こんな家の中に取り残されて、総士は寂しがっていないだろうか。もしかしたら部屋の隅で泣いているかもしれない。
部屋の戸を開けると、総士は小さなクッションにもたれて半分、寝ているようだった。
良かった……昼寝中だったのか。
クッションにもたれて薄目を開けてはいるものの、自分が帰ってきたことに気がついたのかどうか。
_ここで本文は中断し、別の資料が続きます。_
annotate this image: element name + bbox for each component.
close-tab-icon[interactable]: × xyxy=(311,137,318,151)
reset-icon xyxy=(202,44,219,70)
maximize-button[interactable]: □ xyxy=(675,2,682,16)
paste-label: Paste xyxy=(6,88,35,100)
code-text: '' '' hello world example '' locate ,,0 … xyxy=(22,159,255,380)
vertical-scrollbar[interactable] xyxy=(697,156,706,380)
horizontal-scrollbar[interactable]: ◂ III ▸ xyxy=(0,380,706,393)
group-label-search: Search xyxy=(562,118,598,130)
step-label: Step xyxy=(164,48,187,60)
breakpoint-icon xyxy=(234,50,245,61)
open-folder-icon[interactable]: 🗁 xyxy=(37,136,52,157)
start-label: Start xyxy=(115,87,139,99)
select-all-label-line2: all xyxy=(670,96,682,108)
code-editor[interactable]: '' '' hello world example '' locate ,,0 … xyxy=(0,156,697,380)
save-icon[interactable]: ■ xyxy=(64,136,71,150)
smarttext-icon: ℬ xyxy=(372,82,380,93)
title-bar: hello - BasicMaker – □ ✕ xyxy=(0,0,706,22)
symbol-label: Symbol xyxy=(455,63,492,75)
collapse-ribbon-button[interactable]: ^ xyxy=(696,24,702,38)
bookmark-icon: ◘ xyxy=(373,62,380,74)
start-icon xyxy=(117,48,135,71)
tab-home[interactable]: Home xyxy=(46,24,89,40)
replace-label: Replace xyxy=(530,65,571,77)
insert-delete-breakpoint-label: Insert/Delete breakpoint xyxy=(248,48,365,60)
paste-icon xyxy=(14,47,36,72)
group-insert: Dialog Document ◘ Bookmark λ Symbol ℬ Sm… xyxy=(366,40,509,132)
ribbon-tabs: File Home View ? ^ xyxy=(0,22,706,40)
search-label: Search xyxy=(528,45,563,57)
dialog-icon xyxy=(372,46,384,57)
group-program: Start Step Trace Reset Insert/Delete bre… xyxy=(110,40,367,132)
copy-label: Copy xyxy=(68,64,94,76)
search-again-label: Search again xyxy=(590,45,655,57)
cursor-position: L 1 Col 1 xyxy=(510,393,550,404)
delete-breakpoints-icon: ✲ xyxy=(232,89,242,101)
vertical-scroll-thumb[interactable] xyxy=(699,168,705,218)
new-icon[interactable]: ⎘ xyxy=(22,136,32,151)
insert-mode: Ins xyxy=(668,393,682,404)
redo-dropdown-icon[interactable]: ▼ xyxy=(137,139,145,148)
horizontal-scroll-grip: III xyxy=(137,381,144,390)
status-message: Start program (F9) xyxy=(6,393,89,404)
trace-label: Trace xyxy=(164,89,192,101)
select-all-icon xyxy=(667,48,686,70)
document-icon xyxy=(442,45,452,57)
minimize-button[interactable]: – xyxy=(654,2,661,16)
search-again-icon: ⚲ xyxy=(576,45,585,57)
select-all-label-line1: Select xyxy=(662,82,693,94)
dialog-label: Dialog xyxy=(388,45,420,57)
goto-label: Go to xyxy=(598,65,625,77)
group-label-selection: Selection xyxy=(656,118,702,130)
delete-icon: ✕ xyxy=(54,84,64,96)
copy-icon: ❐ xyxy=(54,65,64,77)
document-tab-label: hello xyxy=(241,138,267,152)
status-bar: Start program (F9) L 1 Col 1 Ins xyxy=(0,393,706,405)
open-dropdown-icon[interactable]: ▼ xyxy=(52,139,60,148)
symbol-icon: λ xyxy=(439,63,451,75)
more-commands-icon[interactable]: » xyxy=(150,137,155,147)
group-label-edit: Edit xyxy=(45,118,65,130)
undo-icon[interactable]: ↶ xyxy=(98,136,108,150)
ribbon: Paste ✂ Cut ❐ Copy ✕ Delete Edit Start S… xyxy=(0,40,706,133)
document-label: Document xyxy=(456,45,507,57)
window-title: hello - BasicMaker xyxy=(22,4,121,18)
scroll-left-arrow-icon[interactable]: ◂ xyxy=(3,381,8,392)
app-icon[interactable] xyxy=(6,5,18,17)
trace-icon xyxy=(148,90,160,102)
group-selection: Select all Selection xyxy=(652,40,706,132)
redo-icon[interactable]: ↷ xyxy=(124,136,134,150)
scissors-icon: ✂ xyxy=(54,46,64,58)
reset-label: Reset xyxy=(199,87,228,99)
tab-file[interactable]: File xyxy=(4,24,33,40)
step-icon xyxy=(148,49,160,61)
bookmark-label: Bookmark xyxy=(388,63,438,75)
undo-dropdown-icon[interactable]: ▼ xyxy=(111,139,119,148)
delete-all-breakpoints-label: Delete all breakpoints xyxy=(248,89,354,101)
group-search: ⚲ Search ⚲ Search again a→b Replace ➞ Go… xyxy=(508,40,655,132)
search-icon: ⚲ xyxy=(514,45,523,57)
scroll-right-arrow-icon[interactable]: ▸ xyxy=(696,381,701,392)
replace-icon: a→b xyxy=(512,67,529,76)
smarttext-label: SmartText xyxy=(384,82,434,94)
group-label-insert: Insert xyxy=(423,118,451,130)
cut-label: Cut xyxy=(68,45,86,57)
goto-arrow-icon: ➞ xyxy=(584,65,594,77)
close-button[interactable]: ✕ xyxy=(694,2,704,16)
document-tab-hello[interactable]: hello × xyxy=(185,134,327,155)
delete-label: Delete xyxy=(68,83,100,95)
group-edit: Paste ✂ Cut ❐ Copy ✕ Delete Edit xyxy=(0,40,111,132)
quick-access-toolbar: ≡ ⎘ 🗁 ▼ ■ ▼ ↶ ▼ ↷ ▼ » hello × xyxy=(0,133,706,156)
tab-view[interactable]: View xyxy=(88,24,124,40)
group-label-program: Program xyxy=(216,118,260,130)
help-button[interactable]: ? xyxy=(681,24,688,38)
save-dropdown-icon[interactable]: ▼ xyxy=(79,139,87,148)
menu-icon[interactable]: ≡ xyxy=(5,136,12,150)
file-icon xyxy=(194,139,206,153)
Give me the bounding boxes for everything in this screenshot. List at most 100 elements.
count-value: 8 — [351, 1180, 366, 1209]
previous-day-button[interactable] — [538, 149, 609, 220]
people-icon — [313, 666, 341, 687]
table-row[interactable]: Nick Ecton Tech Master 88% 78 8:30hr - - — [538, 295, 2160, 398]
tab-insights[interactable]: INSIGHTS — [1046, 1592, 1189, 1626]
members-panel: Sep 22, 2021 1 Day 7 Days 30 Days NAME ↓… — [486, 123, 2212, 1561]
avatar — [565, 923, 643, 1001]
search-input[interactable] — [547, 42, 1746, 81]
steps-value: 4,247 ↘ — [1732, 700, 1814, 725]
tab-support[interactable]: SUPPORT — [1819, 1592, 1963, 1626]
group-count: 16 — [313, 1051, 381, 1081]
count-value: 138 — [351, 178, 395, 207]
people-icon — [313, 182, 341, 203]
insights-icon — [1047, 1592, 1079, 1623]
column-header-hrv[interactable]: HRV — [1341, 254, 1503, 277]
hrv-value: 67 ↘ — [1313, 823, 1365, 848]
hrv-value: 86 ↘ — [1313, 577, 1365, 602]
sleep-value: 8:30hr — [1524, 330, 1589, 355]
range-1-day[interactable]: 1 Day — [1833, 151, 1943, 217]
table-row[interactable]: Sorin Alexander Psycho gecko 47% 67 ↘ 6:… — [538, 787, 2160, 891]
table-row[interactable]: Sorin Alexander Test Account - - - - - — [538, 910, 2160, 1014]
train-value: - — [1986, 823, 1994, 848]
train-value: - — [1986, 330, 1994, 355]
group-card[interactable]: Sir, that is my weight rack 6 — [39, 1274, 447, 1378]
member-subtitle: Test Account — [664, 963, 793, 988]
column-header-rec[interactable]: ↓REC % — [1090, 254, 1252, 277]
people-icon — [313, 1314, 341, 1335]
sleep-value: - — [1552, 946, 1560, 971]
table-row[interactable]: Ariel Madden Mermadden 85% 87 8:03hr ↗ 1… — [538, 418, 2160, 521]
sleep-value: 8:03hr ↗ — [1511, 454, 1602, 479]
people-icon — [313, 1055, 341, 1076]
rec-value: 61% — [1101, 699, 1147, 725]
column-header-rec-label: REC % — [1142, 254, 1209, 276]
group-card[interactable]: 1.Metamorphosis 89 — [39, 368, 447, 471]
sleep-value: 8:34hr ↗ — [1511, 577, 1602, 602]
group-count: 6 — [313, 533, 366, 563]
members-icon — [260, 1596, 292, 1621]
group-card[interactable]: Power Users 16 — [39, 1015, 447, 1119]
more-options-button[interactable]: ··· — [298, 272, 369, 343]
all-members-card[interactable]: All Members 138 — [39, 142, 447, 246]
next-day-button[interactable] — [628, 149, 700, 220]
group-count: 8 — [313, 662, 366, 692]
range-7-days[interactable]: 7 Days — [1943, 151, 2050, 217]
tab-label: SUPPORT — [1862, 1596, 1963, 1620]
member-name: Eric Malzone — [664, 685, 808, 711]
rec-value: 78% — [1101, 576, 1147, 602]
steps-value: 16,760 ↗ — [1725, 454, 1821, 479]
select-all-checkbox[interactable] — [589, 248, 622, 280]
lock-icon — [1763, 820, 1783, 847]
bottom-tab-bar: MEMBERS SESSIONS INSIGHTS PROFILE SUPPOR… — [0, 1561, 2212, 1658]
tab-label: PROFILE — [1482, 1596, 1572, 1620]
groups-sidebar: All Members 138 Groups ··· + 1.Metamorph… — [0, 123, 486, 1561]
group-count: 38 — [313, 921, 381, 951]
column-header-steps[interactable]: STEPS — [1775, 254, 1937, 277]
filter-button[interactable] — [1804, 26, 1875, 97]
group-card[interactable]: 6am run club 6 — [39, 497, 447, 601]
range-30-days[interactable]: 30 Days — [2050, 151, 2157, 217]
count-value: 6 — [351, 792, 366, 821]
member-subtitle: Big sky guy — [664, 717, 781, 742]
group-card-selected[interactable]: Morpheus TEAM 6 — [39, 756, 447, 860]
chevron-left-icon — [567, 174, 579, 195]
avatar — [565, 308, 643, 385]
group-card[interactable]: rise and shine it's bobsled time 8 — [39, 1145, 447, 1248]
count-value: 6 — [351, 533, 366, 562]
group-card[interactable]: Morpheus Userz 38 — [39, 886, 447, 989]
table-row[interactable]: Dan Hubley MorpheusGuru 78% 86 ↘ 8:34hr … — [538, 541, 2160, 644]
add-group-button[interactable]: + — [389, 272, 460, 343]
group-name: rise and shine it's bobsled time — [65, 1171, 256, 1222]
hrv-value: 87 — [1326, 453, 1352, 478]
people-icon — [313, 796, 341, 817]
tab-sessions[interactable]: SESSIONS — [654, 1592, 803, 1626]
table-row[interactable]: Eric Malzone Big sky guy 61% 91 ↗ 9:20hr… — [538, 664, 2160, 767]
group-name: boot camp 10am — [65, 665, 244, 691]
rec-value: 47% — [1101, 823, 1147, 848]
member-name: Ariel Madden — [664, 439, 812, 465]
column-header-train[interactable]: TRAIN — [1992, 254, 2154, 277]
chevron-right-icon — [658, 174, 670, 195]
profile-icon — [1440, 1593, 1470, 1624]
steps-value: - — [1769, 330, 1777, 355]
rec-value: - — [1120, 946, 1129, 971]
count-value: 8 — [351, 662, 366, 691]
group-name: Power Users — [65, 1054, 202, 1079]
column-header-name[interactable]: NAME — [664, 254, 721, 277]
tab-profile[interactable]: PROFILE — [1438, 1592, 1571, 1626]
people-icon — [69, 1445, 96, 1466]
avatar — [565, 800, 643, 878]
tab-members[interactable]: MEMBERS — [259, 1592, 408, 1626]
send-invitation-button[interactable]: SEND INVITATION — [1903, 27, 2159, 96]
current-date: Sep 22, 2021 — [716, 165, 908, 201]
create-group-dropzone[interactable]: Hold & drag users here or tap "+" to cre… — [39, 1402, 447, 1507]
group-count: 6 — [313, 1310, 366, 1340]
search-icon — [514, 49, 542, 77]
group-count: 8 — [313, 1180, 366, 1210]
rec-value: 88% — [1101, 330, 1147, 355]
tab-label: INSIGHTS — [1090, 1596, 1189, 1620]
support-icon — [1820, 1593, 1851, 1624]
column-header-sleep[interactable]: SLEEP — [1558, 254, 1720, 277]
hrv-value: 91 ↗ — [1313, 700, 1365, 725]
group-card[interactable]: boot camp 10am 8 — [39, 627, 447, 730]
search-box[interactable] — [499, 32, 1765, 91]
細いニンジンのスティックを銜えていて、小さな口元がもごもごと忙しなく動いていた。見ると、ニンジンのスティックは少しずつ短くなっている。
……寝たまま食べてるのか?
なんだか可笑しくて、一騎は静かにそのまま様子を見ていた。
と、気配に気付いたのか、総士は顔を上げ、その拍子に加えていたニンジンが落ちてしまった。
「あ」
小さく声を上げて慌てた様子で落ちたあたりを探し回っている。
クッションの端に落ちたニンジンを見つけ、満足そうにまた口に銜えたところで、初めてこちらを見た。
「……ただいま、総士」
軽く微笑みかけると、総士はまだ寝ぼけたような目で
卓袱台の上を見、小さな手でその上を探った。
そして、クッキーの包みを掴み、一騎の方に差し出す。
「これ…一騎の」
ニンジンを銜えたままの、不明瞭な言葉ながら、はっきりと一騎、というのは聞き取れた。
「え? 総士、何?」
嬉しくなって包みも放り出し、総士の傍に座る。
「総士、もう一回言って、良く聞こえなかった」
本当は聞こえていたけれど、もう一度、聞きたかった。
総士はまだ手にしたままの、クッキーの包みをずい、と差し出してきた。
「一騎の」
「うん、ありがとう、これは一騎のだね」
喜びに、声が震える。
確かに、名前を呼んでくれた。
「もう一騎のクッキーはないのかな」
「……」
総士は目を擦りながら体を起こして卓袱台の上を見る。
そして、菓子器からさらにクッキーを一つ取った。
「これも一騎の」
「うん、うん」
名前を呼ばれるたびに、心臓がどきどきする。
名前を呼ばれるというだけのことが、これほどに嬉しいものだったなんて。
「ありがと、総士。総士にもお土産」
羽佐間容子からもらった包みを広げ、総士に着せてみる。
「うん、似合うよ、総士」
容子の言っていたように、サイズにも何も問題はなかった。
ただ、いくらか袖が長い。袖を少し折ってちょうど良いくらいだけど、総士もまだこれから成長するだろう。
「総士の?」
「うん、総士の」
総士はしばらく自分の着ているものと一騎の着ているものとを見比べているようだった。
「こっちは一騎の」
「うん」
名前を呼ばれているだけで、どうしても頬が緩む。
気がつけば総士が不思議そうに顔を覗きこんできていた。
「なんでもないよ、総士。お前から一騎、って呼ばれるのが嬉しかった」
一騎は正直に告白して総士を抱き上げた。
「似合うよ、総士。今度それ着てアルヴィスに行こうな。お前のこと、みんなに自慢するんだ」
このような愛らしいパートナーがいるのだ、と。
「かずき」
細い声に、微笑を返してほわほわの茶色の毛を撫でる。
総士は心地良さそうに目を細めた。
かつて、一人でも生きていけると思っていた自分は、なんと思い上がっていたことだろう。
人は、所詮一人では生きていけないのだろうと思う。
「総士、お腹空いたろう? ご飯にしよう。
一騎と一緒に食べよう」
「一騎と」
まだ少し舌足らずな言葉が、懸命に自分を求めてくれているように感じられてなおさらに嬉しい。
「うん、一騎と食べるんだ、総士。
総士は何がいい? ニンジンは飽きたかな」
何にしようかと考えながら総士を抱いて階段を下りる。
首にしがみつく小さな手が、この上なく愛しい。
守るものがあるから。
守りたい存在があるから。
だから人は先に進めるのだろう。それが、どれほどに小さな存在であろうとも。